We can also apply Pythagoras’ theorem to a right triangle with unit length hypothenuse to obtain a trigonometric identity. In that case the base of the triangle is \(\cos(\theta)\) and the height of the triangle is \(\sin(\theta)\) and so the theorem gives:

(2.5)#\[\begin{equation} \sin^2(\theta)+\cos^2(\theta)=1 \end{equation}\]

2.3. Equation of a line#

The slope of a line is a measure of its steepness. It tells us how much we have to go up (rise) for every unit that we march along (run). It is expressed as a ratio

(2.6)#\[\begin{equation} m=\frac{\Delta y}{\Delta x} \end{equation}\]

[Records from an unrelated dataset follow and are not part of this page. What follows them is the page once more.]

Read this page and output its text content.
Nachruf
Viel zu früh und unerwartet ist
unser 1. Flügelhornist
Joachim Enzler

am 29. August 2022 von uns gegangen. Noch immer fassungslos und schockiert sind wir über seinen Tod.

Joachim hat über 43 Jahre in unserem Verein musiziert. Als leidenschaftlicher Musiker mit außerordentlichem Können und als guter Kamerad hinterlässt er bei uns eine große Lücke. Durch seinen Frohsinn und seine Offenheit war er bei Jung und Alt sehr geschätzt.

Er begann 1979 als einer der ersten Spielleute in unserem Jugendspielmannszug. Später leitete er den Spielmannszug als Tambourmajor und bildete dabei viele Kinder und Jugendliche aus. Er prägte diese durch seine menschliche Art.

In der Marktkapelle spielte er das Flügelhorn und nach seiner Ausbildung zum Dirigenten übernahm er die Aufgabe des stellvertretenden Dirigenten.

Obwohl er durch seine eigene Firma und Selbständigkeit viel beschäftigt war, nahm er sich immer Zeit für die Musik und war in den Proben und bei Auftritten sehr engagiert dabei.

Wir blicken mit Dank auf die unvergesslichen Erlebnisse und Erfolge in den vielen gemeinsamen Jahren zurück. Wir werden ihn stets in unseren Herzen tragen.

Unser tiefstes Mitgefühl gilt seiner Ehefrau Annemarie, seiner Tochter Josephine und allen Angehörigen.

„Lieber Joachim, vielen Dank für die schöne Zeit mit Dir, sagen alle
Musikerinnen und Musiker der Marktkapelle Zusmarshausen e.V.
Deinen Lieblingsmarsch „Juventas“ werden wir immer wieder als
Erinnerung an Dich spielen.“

in which \(\Delta x\) represents the “run” and \(\Delta y\) represents the “rise”, as illustrated in the figure below for the line segment between two points \((x_1,y_1)\) and \((x_2,y_2)\).

../_images/rise-over-run.png

Fig. 2.7 The slope of the line segment is given by \(m=\frac{y_2-y_1}{x_2-x_1}\)#

A straight line has constant slope. Therefore the rise over run between any two points on the line is equal to the slope between two particular points.

For example, if we want to find the equation of the line between the points (1,3) and (2,5), we can first find the slope, which is given by

\[\begin{equation*} m=\frac{\Delta y}{\Delta x} = \frac{5-3}{2-1}=2 \end{equation*}\]

We then equate this to the slope between one of the given points and an arbitrary point on the line. For example, we may choose the given point (1,3) and denote a general point on the line by \((x,y)\) as shown

../_images/sloper.png

The equation of the line is thus given by

\[\begin{equation*} \frac{y-3}{x-1}=\frac{5-3}{2-1} \quad \implies \quad y=2x+1. \end{equation*}\]

Exercise 2.3

Find the equation of the line that passes through the points (1,4) and (2,-2).
Give your answer in the form \(y=mx+c\),